Rosh HaShanah of Love

mascettiBy Yaakov Mascetti*

I’m not ready for another batch of High Holidays in the light of Divine judgment, ten days of introspection followed by twenty-five hours of fast and prayer, fear and sorrow for sins committed, and then a whole week of transience inside the Sukkah. I’m not ready for the annual reiteration of the rhetoric of fear and judgment – I’d be glad to welcome discourses of love, of embracing understanding, afar from the stern and wrathful elaborations on a Divine entity which seems to reflect more and more, as I get older, those who pray to it, fashioned by liturgy and yearnings. And while this may sound to a skeptical and scrutinizing reader as a slip into a quasi-Pauline take on the Jewish religious conceptions, where Paul of Tarsus calls for believers to perceive the spirit of the Law and discard its fleshly rigidity, what I am trying to call for is a rekindling of the rhetorics of love and acceptance, and set aside the endless mumbling about the Divine judging humanity as a flock of sheep.

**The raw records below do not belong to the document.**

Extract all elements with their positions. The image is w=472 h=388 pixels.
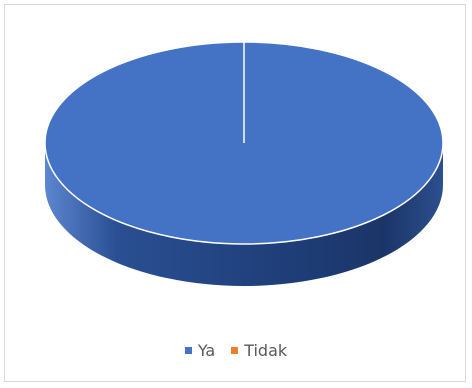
legend-label-ya: Ya <box>197 341 216 360</box>
legend-item-tidak: Tidak <box>231 341 287 360</box>
legend-item-ya: Ya <box>184 341 216 360</box>
legend: Ya Tidak <box>0 341 472 360</box>
legend-swatch-tidak <box>231 347 239 354</box>
legend-swatch-ya <box>184 347 192 354</box>
legend-label-tidak: Tidak <box>244 341 288 360</box>
pie-side-wall <box>45 143 443 286</box>
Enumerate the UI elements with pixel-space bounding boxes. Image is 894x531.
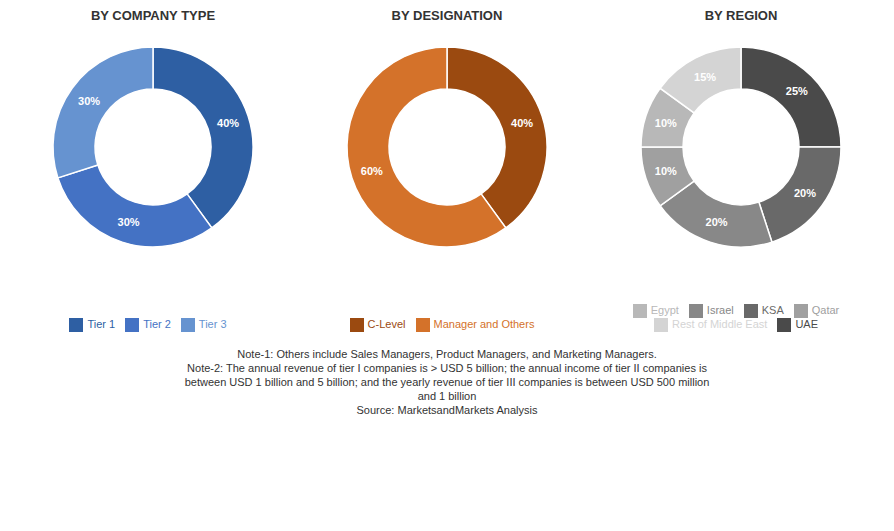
html-text:KSA: KSA <box>761 303 784 316</box>
svg-text:40%: 40% <box>217 117 239 129</box>
svg-text:30%: 30% <box>118 216 140 228</box>
svg-text:30%: 30% <box>78 95 100 107</box>
svg-text:40%: 40% <box>511 117 533 129</box>
html-text:BY COMPANY TYPE: BY COMPANY TYPE <box>90 8 216 23</box>
html-text:BY DESIGNATION: BY DESIGNATION <box>391 8 503 23</box>
html-text:Tier 1: Tier 1 <box>87 317 116 330</box>
svg-text:15%: 15% <box>694 71 716 83</box>
html-text:between USD 1 billion and 5 bi: between USD 1 billion and 5 billion; and… <box>184 376 710 388</box>
html-text:Tier 3: Tier 3 <box>198 317 227 330</box>
svg-text:60%: 60% <box>361 165 383 177</box>
svg-text:20%: 20% <box>794 187 816 199</box>
html-text:BY REGION: BY REGION <box>704 8 778 23</box>
html-text:C-Level: C-Level <box>367 317 406 330</box>
svg-text:25%: 25% <box>786 85 808 97</box>
html-text:Qatar: Qatar <box>811 303 840 316</box>
html-text:Source: MarketsandMarkets Anal: Source: MarketsandMarkets Analysis <box>356 404 538 416</box>
html-text:Egypt: Egypt <box>650 303 679 316</box>
svg-text:10%: 10% <box>655 165 677 177</box>
html-text:Israel: Israel <box>706 303 734 316</box>
html-text:Note-2: The annual revenue of: Note-2: The annual revenue of tier I com… <box>187 362 707 374</box>
html-text:and 1 billion: and 1 billion <box>417 390 477 402</box>
svg-text:10%: 10% <box>655 117 677 129</box>
html-text:UAE: UAE <box>795 317 818 330</box>
html-text:Note-1: Others include Sales M: Note-1: Others include Sales Managers, P… <box>237 348 657 360</box>
html-text:Manager and Others: Manager and Others <box>433 317 535 330</box>
html-text:Rest of Middle East: Rest of Middle East <box>672 317 768 330</box>
html-text:Tier 2: Tier 2 <box>143 317 171 330</box>
svg-text:20%: 20% <box>706 216 728 228</box>
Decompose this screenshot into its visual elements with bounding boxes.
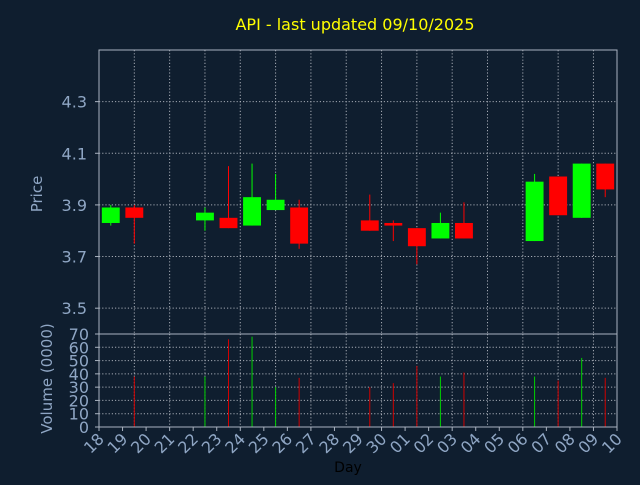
candle-body-24 [243,197,261,226]
volume-panel-border [98,333,618,428]
volume-tick-label: 50 [69,352,89,371]
candle-body-25 [266,199,285,211]
candle-body-29 [360,220,379,231]
chart-title: API - last updated 09/10/2025 [235,15,474,34]
volume-tick-label: 30 [69,378,89,397]
price-tick-label: 3.5 [62,299,87,318]
candle-body-02 [431,222,450,239]
price-tick-label: 4.3 [62,93,87,112]
volume-tick-label: 20 [69,391,89,410]
axes: 3.53.73.94.14.30102030405060701819202122… [62,49,626,457]
candle-body-03 [455,222,473,239]
price-tick-label: 3.9 [62,196,87,215]
chart-marks [101,163,615,427]
candle-body-08 [572,163,591,218]
volume-axis-label: Volume (0000) [38,323,56,433]
candle-body-22 [196,212,214,221]
candle-body-19 [125,207,144,218]
candle-body-01 [407,228,426,247]
candle-body-23 [219,217,238,229]
price-axis-label: Price [28,176,46,213]
x-axis-label: Day [334,460,362,476]
x-tick-label: 10 [598,429,626,457]
candle-body-06 [525,181,544,242]
volume-tick-label: 70 [69,325,89,344]
candle-body-30 [384,222,403,226]
volume-tick-label: 60 [69,338,89,357]
volume-tick-label: 40 [69,365,89,384]
candle-body-26 [290,207,309,244]
candle-body-07 [549,176,568,216]
volume-tick-label: 0 [79,418,89,437]
candle-body-18 [101,207,120,223]
price-tick-label: 4.1 [62,144,87,163]
price-tick-label: 3.7 [62,248,87,267]
candle-body-09 [596,163,615,190]
volume-tick-label: 10 [69,405,89,424]
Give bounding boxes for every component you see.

Psychologically this call for love and for an approach of embracing acceptance, can have immediate positive effects on the rekindling of my religious passion – my teshuva, my return to myself and to the core of my truths which, for the sake of clarity we might call the Divine spark in me, cannot be the result of a quasi-manichean understanding of “sins,” good actions versus bad actions, but the acceptance of everything in me, the acceptance of all actions, with the constant consciousness that who and what I am today is also the result of my mistakes. This approach, which of course must entail a process of introspection and critical self-examination, takes love as the necessary means for the formation of a unity, rather than the splitting of a man’s life into diverse and irreconcilable phases. I am a diverse being, a complicated, at time utterly contradictory and chaotic mind, and yet all my sides, “All my bones shall say, ‘LORD, who is like You?’” (Ps. 35.10). Rather than create unbearable and excruciatingly painful cleavages between the different sides of a person’s being, intellectual and spiritual, with the surgical tool of judgment and pitiless scrutiny, I’m now at that stage in life where a loving, embracing and enveloping acceptance of my good and bad sides, my acceptable and unacceptable behaviors, is the sole way to provide this messy mound of life fragments with a smattering of symmetry and harmony.

So as Rosh HaShana yet again approaches, and we prepare to wish one another a sweet and good year, full of providential success and internal light, I want to wish myself and those readers who have been kind enough to read my column up to now, a teshuva made of loving understanding, leading to what Rav Moshe Weinberger, the leading figure of the neo-chassidic movement in New York and who has reinstated the importance of “love” in the religious rhetoric of Jewish entourages, has come to call the “passionate love-affair with God.” A passion-less and awe-struck religiosity leads, as in a sterile bond between a man and a woman, to the death of desire, to a mortal rigor and uncompromising detachment – this is time for love, a love for ourselves, a love for God, in the fervent belief that the Divine accepts and endorses the imperfection of one’s sinful actions just as he endorses the faithful adoration and compliance with his laws. Seen through stern eyes, this is a paradox – seen through loving eyes, this appears as a beauteous symmetry.
Shanah tovah u-metukah.

*Yaakov Mascetti holds a Ph.D. and teaches at the Department of Comparative Literature, Bar Ilan University.